Frogs’ Legs, Anybody?

Live frogs hanging from the ceiling of a kitchen in a street restaurant in Saigon, Vietnam. Photograph: Christine Kokot/dpa/Corbis

Barack Obama eating frogs' legs. Photograph: Saul Loeb/AFP/Getty Images
Here’s something interesting that I picked up in UK’s Guardian (August 07, 2009): Every year, the French nibble away at 4,000 tons of frogs' legs. But that's nothing compared with the vast number being eaten in Asia, South America and even the US – sorry, no statistics given! Jon Henley wrote here that it's pushing the world's frog population towards extinction and that is why we shouldn’t be eating frogs’ legs at all.

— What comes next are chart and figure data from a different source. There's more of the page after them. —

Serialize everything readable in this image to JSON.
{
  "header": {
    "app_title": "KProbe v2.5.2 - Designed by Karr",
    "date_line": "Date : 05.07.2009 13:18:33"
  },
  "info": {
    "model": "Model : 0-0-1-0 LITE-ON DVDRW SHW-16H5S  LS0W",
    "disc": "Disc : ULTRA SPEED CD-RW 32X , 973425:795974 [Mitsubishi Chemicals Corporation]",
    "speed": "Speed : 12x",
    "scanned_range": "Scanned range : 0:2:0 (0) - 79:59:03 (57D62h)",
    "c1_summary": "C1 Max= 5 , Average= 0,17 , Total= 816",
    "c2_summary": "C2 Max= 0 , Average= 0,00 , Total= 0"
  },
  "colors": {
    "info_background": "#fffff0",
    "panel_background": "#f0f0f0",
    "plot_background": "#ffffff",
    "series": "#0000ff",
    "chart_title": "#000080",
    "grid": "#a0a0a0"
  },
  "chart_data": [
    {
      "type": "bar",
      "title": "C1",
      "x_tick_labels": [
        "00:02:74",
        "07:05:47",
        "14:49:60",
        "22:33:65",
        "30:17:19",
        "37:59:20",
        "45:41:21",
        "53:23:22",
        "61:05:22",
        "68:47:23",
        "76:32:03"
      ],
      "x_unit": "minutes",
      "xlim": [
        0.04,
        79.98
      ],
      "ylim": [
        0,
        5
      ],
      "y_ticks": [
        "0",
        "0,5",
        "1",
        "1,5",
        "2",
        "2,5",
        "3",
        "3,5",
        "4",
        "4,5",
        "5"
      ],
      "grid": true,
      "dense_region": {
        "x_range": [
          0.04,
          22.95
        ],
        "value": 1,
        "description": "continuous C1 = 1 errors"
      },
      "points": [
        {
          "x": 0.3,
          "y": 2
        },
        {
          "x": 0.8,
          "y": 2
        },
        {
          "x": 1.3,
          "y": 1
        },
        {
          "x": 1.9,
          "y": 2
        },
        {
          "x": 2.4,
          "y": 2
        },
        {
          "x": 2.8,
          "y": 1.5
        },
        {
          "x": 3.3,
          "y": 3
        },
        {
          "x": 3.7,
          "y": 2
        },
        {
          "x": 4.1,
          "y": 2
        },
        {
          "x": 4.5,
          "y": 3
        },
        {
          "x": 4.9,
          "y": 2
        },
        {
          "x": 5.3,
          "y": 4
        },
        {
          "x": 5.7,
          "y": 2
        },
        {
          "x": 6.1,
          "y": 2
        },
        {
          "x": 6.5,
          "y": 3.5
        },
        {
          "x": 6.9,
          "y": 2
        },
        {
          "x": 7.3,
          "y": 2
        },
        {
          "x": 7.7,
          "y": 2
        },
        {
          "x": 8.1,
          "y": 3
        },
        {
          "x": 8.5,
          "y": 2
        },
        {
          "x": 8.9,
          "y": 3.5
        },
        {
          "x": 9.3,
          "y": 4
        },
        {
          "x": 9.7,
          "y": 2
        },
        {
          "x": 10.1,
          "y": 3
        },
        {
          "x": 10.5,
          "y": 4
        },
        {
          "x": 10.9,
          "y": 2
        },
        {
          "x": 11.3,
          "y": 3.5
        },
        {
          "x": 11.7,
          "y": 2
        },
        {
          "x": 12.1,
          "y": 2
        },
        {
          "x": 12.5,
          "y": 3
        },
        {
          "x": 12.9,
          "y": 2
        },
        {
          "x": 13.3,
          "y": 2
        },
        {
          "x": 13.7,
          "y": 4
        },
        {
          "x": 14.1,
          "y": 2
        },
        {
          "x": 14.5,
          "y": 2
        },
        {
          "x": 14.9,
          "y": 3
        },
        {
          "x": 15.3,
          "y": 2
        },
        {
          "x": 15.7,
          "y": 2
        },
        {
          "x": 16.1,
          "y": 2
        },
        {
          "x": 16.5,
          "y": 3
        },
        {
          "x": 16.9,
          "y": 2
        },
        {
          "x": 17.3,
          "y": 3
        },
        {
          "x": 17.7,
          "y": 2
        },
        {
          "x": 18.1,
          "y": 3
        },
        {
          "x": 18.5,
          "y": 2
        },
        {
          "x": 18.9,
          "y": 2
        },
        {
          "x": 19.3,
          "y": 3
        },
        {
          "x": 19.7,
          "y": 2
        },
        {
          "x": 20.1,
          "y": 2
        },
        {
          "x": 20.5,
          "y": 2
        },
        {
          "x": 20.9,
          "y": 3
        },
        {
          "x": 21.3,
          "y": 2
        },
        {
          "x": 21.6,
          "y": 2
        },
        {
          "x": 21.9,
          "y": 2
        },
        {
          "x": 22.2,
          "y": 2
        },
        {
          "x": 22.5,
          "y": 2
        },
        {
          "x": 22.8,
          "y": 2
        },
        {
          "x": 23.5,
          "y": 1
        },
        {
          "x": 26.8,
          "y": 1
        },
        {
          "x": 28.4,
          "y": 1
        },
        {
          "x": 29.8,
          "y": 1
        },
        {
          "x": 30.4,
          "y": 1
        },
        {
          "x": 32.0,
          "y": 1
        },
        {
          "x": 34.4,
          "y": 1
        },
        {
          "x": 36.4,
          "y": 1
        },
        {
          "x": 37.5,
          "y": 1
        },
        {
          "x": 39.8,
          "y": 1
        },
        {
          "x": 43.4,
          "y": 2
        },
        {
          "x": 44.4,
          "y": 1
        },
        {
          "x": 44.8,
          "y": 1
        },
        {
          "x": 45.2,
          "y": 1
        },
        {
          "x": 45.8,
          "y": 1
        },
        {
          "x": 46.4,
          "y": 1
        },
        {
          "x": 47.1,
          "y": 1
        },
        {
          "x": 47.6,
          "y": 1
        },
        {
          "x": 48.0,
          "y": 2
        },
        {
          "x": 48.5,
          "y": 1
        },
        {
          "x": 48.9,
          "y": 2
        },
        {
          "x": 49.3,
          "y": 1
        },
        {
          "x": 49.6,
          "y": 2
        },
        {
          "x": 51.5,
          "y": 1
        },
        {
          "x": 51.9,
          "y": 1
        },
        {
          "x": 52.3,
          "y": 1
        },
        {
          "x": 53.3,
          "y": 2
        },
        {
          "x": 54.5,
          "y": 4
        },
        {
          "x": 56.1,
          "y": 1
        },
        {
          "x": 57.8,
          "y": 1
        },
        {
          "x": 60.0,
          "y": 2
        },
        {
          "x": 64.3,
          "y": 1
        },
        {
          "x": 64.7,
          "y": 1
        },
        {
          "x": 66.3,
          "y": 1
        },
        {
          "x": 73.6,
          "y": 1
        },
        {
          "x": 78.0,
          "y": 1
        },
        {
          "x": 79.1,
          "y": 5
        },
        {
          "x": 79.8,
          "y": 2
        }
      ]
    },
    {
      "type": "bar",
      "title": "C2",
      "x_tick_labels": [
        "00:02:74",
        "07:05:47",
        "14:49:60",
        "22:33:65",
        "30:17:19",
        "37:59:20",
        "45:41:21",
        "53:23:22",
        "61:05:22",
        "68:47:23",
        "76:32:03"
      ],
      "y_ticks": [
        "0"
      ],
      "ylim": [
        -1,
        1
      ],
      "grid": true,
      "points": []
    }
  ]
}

Some foodies insist that frogs taste like a cross between fish and chicken. Henley disagrees, and as he had written: “they taste of frog: in other words, precious little bar the sauce they are served in”.

Talking about frogs’ legs – okay-okay, I will stop eating them – here’s another fascinating news that by chance, I also came across today!

Ecologists have discovered evidence that normally herbivorous water voles, which usually only eat plants, have been gorging on their fellow water dwellers and discarding the chewed up remains in neat piles on river banks – which these scientists use to monitor their eating patterns.

It is thought that the furry rodents, immortalized by Ratty in Kenneth Grahame's The Wind in the Willows, are eating frogs’ legs to boost their protein intake.

The unprecedented trend has been observed by experts from British Waterways – which is responsible for maintaining the 2,200-mile canal and river network in England, Wales and Scotland – during a survey of the Kennet & Avon Canal in the southern English county of Berkshire.

Robert Randall, who carried out the survey with fellow ecologist Oda Dijksterhuis, said: "We found a number of typical water vole feeding areas that were littered with dead frogs, minus their legs.

As a water vole's diet is normally vegetarian, this rather gruesome scene isn't what we'd expect to find at all.

We're not really sure why it's happening, but as the evidence coincides with the water voles breeding season we think it may be that pregnant mothers are snacking on frogs' leg as they lack protein in their diet.

This is incredibly unusual behavior and as far as we know this is the first recorded evidence we have of them eating frogs' legs, so it's a really exciting discovery” (Webpage, accessed today).